Despite the fact that the tattoo was filled with me for a purely utilitarian purpose - to close the age spot, I shook off a lot for it in ten years of my life. Since 2005, similar jewelry, however, in the center of the lower back has become so widespread that it became uncomfortable for me to undress on the beach. Moreover, at that time Chinese characters were in vogue, and I, with my circle to the right of the spinal column, did not fit into any trend. In 2012, the surgeon who performed the operation on me joked clumsily: "I see the seal, but where is the price tag?" When a 5-centimeter scar on my back was added to my tattoo, I made the final decision to get rid of the labor of an unknown beach master.
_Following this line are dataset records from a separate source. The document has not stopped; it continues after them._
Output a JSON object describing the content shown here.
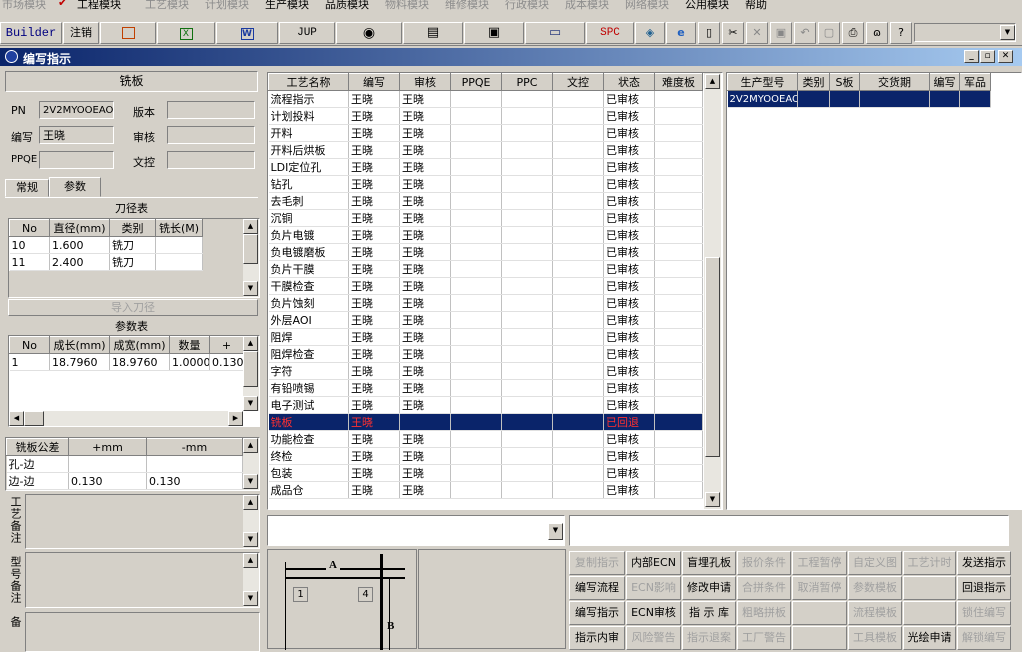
{
  "menu": [
    "市场模块",
    "✔",
    "工程模块",
    "工艺模块",
    "计划模块",
    "生产模块",
    "品质模块",
    "物料模块",
    "维修模块",
    "行政模块",
    "成本模块",
    "网络模块",
    "公用模块",
    "帮助"
  ],
  "toolbar": {
    "builder": "Builder",
    "logout": "注销",
    "jup": "JUP",
    "spc": "SPC"
  },
  "window": {
    "title": "编写指示"
  },
  "left": {
    "header": "铣板",
    "pn_label": "PN",
    "pn_value": "2V2MYOOEAO",
    "version_label": "版本",
    "version_value": "",
    "writer_label": "编写",
    "writer_value": "王晓",
    "reviewer_label": "审核",
    "reviewer_value": "",
    "ppqe_label": "PPQE",
    "ppqe_value": "",
    "doc_label": "文控",
    "doc_value": "",
    "tabs": [
      "常规",
      "参数"
    ],
    "tool_title": "刀径表",
    "tool_headers": [
      "No",
      "直径(mm)",
      "类别",
      "铣长(M)"
    ],
    "tool_rows": [
      [
        "10",
        "1.600",
        "铣刀",
        ""
      ],
      [
        "11",
        "2.400",
        "铣刀",
        ""
      ]
    ],
    "import_btn": "导入刀径",
    "param_title": "参数表",
    "param_headers": [
      "No",
      "成长(mm)",
      "成宽(mm)",
      "数量",
      "+"
    ],
    "param_rows": [
      [
        "1",
        "18.7960",
        "18.9760",
        "1.0000",
        "0.130"
      ]
    ],
    "tol_headers": [
      "铣板公差",
      "+mm",
      "-mm"
    ],
    "tol_rows": [
      [
        "孔-边",
        "",
        ""
      ],
      [
        "边-边",
        "0.130",
        "0.130"
      ]
    ],
    "notes": [
      "工艺备注",
      "型号备注",
      "订单备"
    ]
  },
  "process": {
    "headers": [
      "工艺名称",
      "编写",
      "审核",
      "PPQE",
      "PPC",
      "文控",
      "状态",
      "难度板"
    ],
    "rows": [
      [
        "流程指示",
        "王晓",
        "王晓",
        "",
        "",
        "",
        "已审核",
        ""
      ],
      [
        "计划投料",
        "王晓",
        "王晓",
        "",
        "",
        "",
        "已审核",
        ""
      ],
      [
        "开料",
        "王晓",
        "王晓",
        "",
        "",
        "",
        "已审核",
        ""
      ],
      [
        "开料后烘板",
        "王晓",
        "王晓",
        "",
        "",
        "",
        "已审核",
        ""
      ],
      [
        "LDI定位孔",
        "王晓",
        "王晓",
        "",
        "",
        "",
        "已审核",
        ""
      ],
      [
        "钻孔",
        "王晓",
        "王晓",
        "",
        "",
        "",
        "已审核",
        ""
      ],
      [
        "去毛刺",
        "王晓",
        "王晓",
        "",
        "",
        "",
        "已审核",
        ""
      ],
      [
        "沉铜",
        "王晓",
        "王晓",
        "",
        "",
        "",
        "已审核",
        ""
      ],
      [
        "负片电镀",
        "王晓",
        "王晓",
        "",
        "",
        "",
        "已审核",
        ""
      ],
      [
        "负电镀磨板",
        "王晓",
        "王晓",
        "",
        "",
        "",
        "已审核",
        ""
      ],
      [
        "负片干膜",
        "王晓",
        "王晓",
        "",
        "",
        "",
        "已审核",
        ""
      ],
      [
        "干膜检查",
        "王晓",
        "王晓",
        "",
        "",
        "",
        "已审核",
        ""
      ],
      [
        "负片蚀刻",
        "王晓",
        "王晓",
        "",
        "",
        "",
        "已审核",
        ""
      ],
      [
        "外层AOI",
        "王晓",
        "王晓",
        "",
        "",
        "",
        "已审核",
        ""
      ],
      [
        "阻焊",
        "王晓",
        "王晓",
        "",
        "",
        "",
        "已审核",
        ""
      ],
      [
        "阻焊检查",
        "王晓",
        "王晓",
        "",
        "",
        "",
        "已审核",
        ""
      ],
      [
        "字符",
        "王晓",
        "王晓",
        "",
        "",
        "",
        "已审核",
        ""
      ],
      [
        "有铅喷锡",
        "王晓",
        "王晓",
        "",
        "",
        "",
        "已审核",
        ""
      ],
      [
        "电子测试",
        "王晓",
        "王晓",
        "",
        "",
        "",
        "已审核",
        ""
      ],
      [
        "铣板",
        "王晓",
        "",
        "",
        "",
        "",
        "已回退",
        ""
      ],
      [
        "功能检查",
        "王晓",
        "王晓",
        "",
        "",
        "",
        "已审核",
        ""
      ],
      [
        "终检",
        "王晓",
        "王晓",
        "",
        "",
        "",
        "已审核",
        ""
      ],
      [
        "包装",
        "王晓",
        "王晓",
        "",
        "",
        "",
        "已审核",
        ""
      ],
      [
        "成品仓",
        "王晓",
        "王晓",
        "",
        "",
        "",
        "已审核",
        ""
      ]
    ],
    "selected": 19
  },
  "models": {
    "headers": [
      "生产型号",
      "类别",
      "S板",
      "交货期",
      "编写",
      "军品"
    ],
    "rows": [
      [
        "2V2MYOOEAO",
        "",
        "",
        "",
        "",
        ""
      ]
    ]
  },
  "diagram": {
    "a": "A",
    "b": "B",
    "n1": "1",
    "n4": "4"
  },
  "actions": [
    [
      "复制指示",
      "内部ECN",
      "盲埋孔板",
      "报价条件",
      "工程暂停",
      "自定义图",
      "工艺计时",
      "发送指示"
    ],
    [
      "编写流程",
      "ECN影响",
      "修改申请",
      "合拼条件",
      "取消暂停",
      "参数模板",
      "",
      "回退指示"
    ],
    [
      "编写指示",
      "ECN审核",
      "指 示 库",
      "粗略拼板",
      "",
      "流程模板",
      "",
      "锁住编写"
    ],
    [
      "指示内审",
      "风险警告",
      "指示退案",
      "工厂警告",
      "",
      "工具模板",
      "光绘申请",
      "解锁编写"
    ]
  ],
  "action_enabled": [
    [
      false,
      true,
      true,
      false,
      false,
      false,
      false,
      true
    ],
    [
      true,
      false,
      true,
      false,
      false,
      false,
      false,
      true
    ],
    [
      true,
      true,
      true,
      false,
      false,
      false,
      false,
      false
    ],
    [
      true,
      false,
      false,
      false,
      false,
      false,
      true,
      false
    ]
  ]
}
I was just waiting for the right opportunity.

Seizing the moment when the tattooists came out on the porch of the barbershop for a smoke break, I went up to them. Then everything happened by itself: I showed an old tattoo, said that I hate circles, snakes, roses and skulls. In general, to be honest, most of the tattoos do not like me: vulgar, deliberately and probably in five years will get sick of colic. Among the masters there was the most silent and brutal guy named Vitaly Sharapov. He asked: “Have you seen Polynesian patterns?”

Vitaly showed an ornament right on his iPhone, which Maori cannibals were filling themselves. After seeing the Polynesian tattoos, I decided that it suited me, and appointed a day and time. There was nothing else to do at the barbershop party. To close the topic of barbershops, I will say that these places bribe with honesty, like the films of Guy Ritchie or the early Tarantino: without snot, manicure and female pink fantasies. The only thing I didn’t understand was why no one has yet muddied the same sincere startup for girls by calling it, for example, “Barbishop”?